No Indian insurance company commented on this story and questions sent to Irdai were not answered.

Over the past few years, Indian insurance companies placing reinsurance have got stability. Calm came after a decade of murderous discounted premium in property insurance rates that raged till renewal year 2018. It stopped after GIC Re nudged companies to adopt better standards. GIC Re —a sort of monopoly since all insurers have to first buy reinsurance from it and then approach others for additional cover—asked all companies that their own premium rates must be in line with their claims experience. GIC Re asked insurance companies to adopt rates for their clients, as suggested by the Insurance Information Bureau of India (IIBI), a business advisory body set up by Irdai. The companies began to quote the benchmark rates for the industry offered by IIBI in their information package to GIC Re.

Insurance reforms

Irdai in January instructed insurance companies to discontinue this practice, seeking dynamism in the sector. While companies may cite IIBI’s benchmark rates, they cannot use them as “embedded rates” in their negotiations with GIC Re or other reinsurers. They have to do their in house underwriting and quote the same in their deals with the reinsurers.

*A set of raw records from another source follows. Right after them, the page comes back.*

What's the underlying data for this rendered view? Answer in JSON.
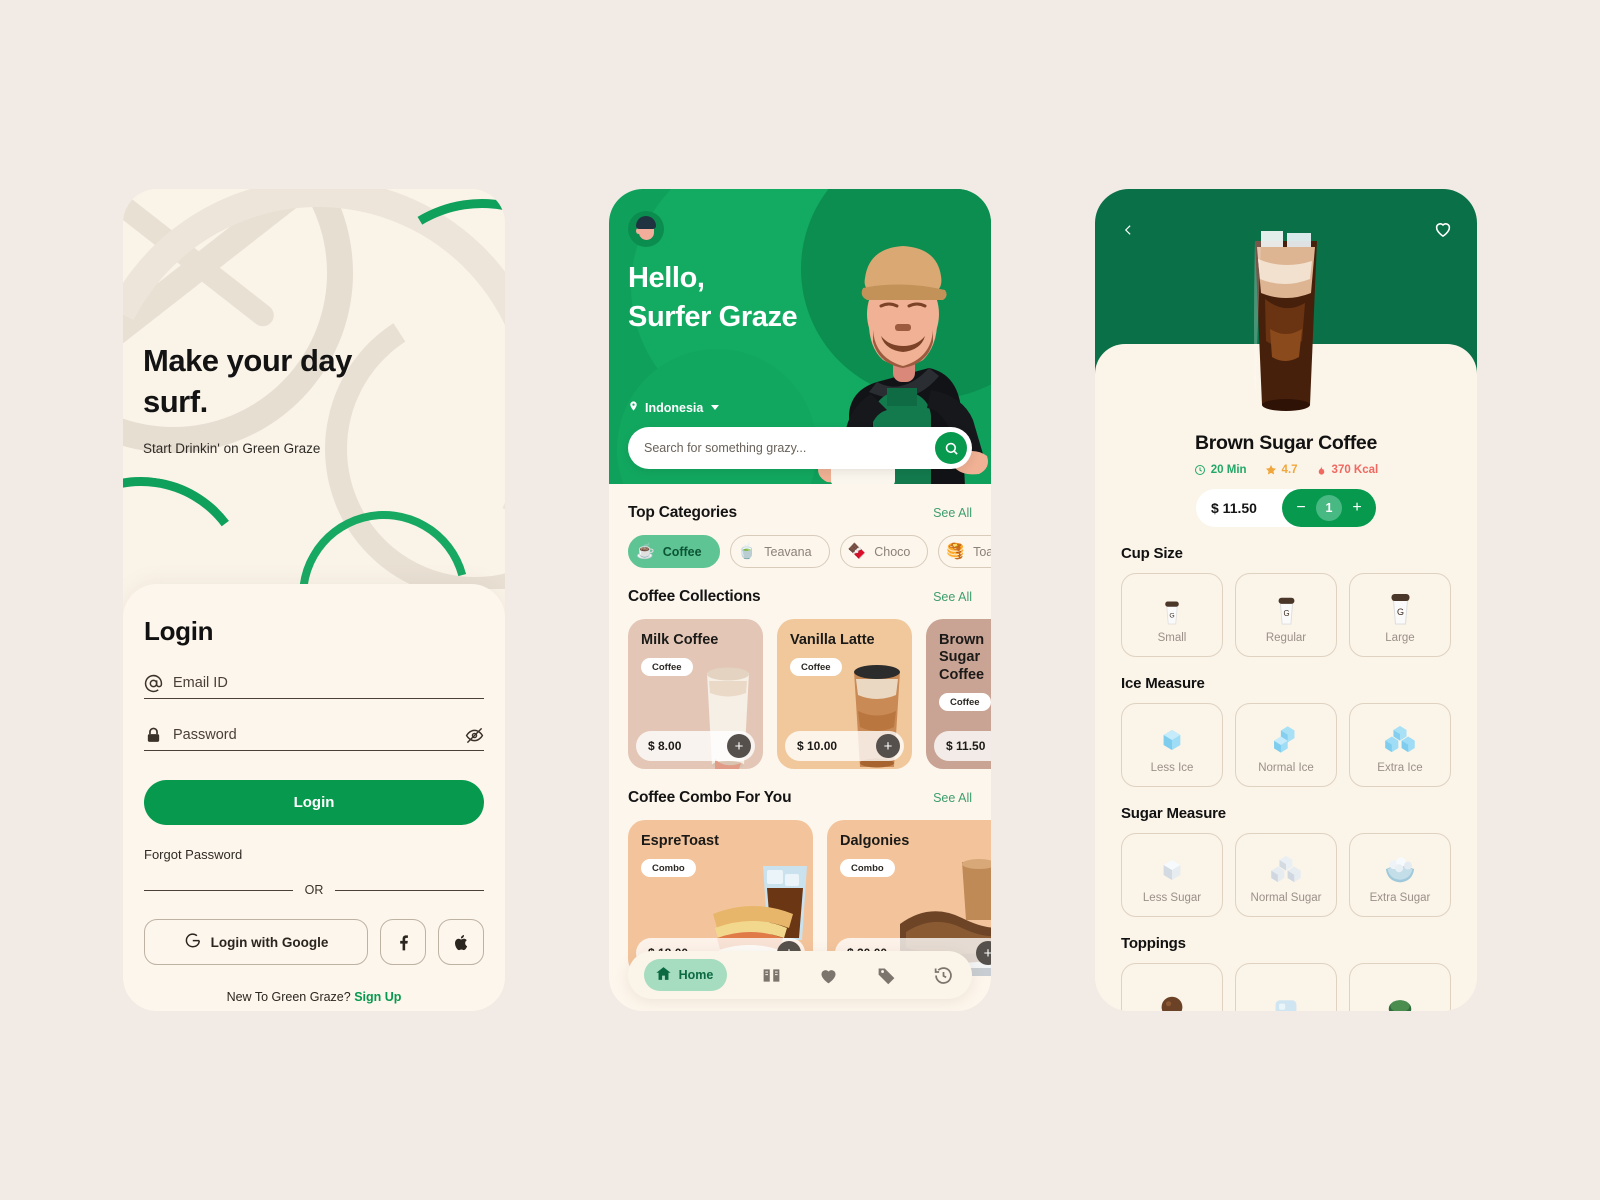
{
  "theme": {
    "page_bg": "#F2EBE5",
    "brand_green": "#079A4E",
    "header_green": "#0FA05B",
    "detail_green": "#0A7048",
    "card_cream": "#FBF4E9"
  },
  "login_screen": {
    "hero": {
      "title": "Make your day surf.",
      "subtitle": "Start Drinkin' on Green Graze"
    },
    "heading": "Login",
    "email": {
      "label": "email-id",
      "placeholder": "Email ID",
      "value": ""
    },
    "password": {
      "label": "password",
      "placeholder": "Password",
      "value": ""
    },
    "login_button": "Login",
    "forgot_password": "Forgot Password",
    "divider": "OR",
    "google_button": "Login with Google",
    "facebook_button": "f",
    "apple_button": "apple",
    "signup_prompt": "New To Green Graze?",
    "signup_link": "Sign Up"
  },
  "home_screen": {
    "greeting_line1": "Hello,",
    "greeting_line2": "Surfer Graze",
    "location": "Indonesia",
    "search_placeholder": "Search for something grazy...",
    "search_value": "",
    "sections": {
      "categories": {
        "title": "Top Categories",
        "see_all": "See All"
      },
      "collections": {
        "title": "Coffee Collections",
        "see_all": "See All"
      },
      "combos": {
        "title": "Coffee Combo For You",
        "see_all": "See All"
      }
    },
    "categories": [
      {
        "label": "Coffee",
        "emoji": "☕",
        "active": true
      },
      {
        "label": "Teavana",
        "emoji": "🍵",
        "active": false
      },
      {
        "label": "Choco",
        "emoji": "🍫",
        "active": false
      },
      {
        "label": "Toast",
        "emoji": "🥞",
        "active": false
      }
    ],
    "collections": [
      {
        "name": "Milk Coffee",
        "tag": "Coffee",
        "price": "$ 8.00",
        "bg": "#E3C6B6"
      },
      {
        "name": "Vanilla Latte",
        "tag": "Coffee",
        "price": "$ 10.00",
        "bg": "#F0C89C"
      },
      {
        "name": "Brown Sugar Coffee",
        "tag": "Coffee",
        "price": "$ 11.50",
        "bg": "#C9A394"
      }
    ],
    "combos": [
      {
        "name": "EspreToast",
        "tag": "Combo",
        "price": "$ 18.00",
        "bg": "#F3C49B"
      },
      {
        "name": "Dalgonies",
        "tag": "Combo",
        "price": "$ 20.00",
        "bg": "#F3C49B"
      }
    ],
    "nav": [
      {
        "name": "home",
        "label": "Home",
        "active": true
      },
      {
        "name": "menu",
        "label": "",
        "active": false
      },
      {
        "name": "favorite",
        "label": "",
        "active": false
      },
      {
        "name": "offers",
        "label": "",
        "active": false
      },
      {
        "name": "history",
        "label": "",
        "active": false
      }
    ]
  },
  "detail_screen": {
    "product_name": "Brown Sugar Coffee",
    "time": "20 Min",
    "rating": "4.7",
    "calories": "370 Kcal",
    "price": "$ 11.50",
    "quantity": "1",
    "qty_minus": "−",
    "qty_plus": "+",
    "cup_size": {
      "title": "Cup Size",
      "options": [
        {
          "label": "Small",
          "size": "sm"
        },
        {
          "label": "Regular",
          "size": "md"
        },
        {
          "label": "Large",
          "size": "lg"
        }
      ]
    },
    "ice_measure": {
      "title": "Ice Measure",
      "options": [
        {
          "label": "Less Ice",
          "count": 1
        },
        {
          "label": "Normal Ice",
          "count": 2
        },
        {
          "label": "Extra Ice",
          "count": 3
        }
      ]
    },
    "sugar_measure": {
      "title": "Sugar Measure",
      "options": [
        {
          "label": "Less Sugar",
          "kind": "cube"
        },
        {
          "label": "Normal Sugar",
          "kind": "stack"
        },
        {
          "label": "Extra Sugar",
          "kind": "bowl"
        }
      ]
    },
    "toppings": {
      "title": "Toppings",
      "options": [
        {
          "label": ""
        },
        {
          "label": ""
        },
        {
          "label": ""
        }
      ]
    }
  }
}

A joint study conducted by RIMS, a global network of risk management professionals, and the National Insurance Academy this year said, “all countries are allowed to exercise freedom in pricing whereas pricing in some lines of business, like fire, remains fixed in India due to conditions imposed in reinsurance treaties”.

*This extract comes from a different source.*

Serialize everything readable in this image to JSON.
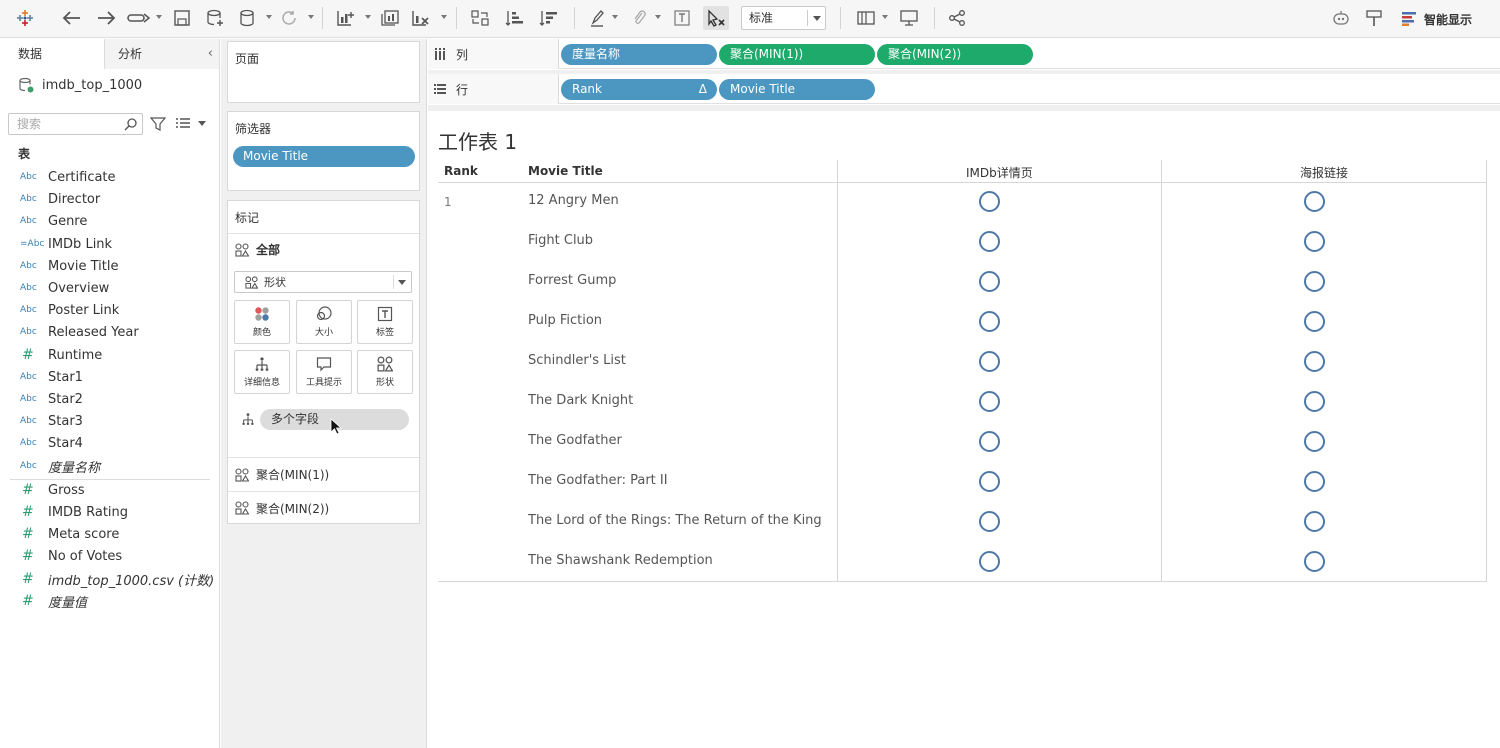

“The time is ripe for introducing changes in the insurance industry that will provide choice and option to the policyholder and lead to growth in the industry,” said Roop Kumar, N K V chairman at RIMS India Chapter.

Irdai’s reforms like easing the rule for IIBI’s benchmark to attract global reinsurance companies appear succeeding. In its results for Q4 FY23, Munich Re noted: “In the reinsurance renewals as at 1 April 2023, Munich Re was able to increase the volume of business written to €2.9bn (+11.1 percent). It was possible to leverage growth opportunities, especially in Asia – particularly in Japan and India – as well as in Latin America. Non-proportional natural catastrophe business was expanded, in particular, in view of attractive rate levels. By contrast, Munich Re once again selectively discontinued business that no longer met risk/return expectations”. 

The regulator has targeted that reforms that make insurance companies take risks and be rewarded with larger profits will improve insurance penetration in the country from less than 4 per cent (including government-run insurance schemes makes it 4.2 percent) to over 5 percent within this decade.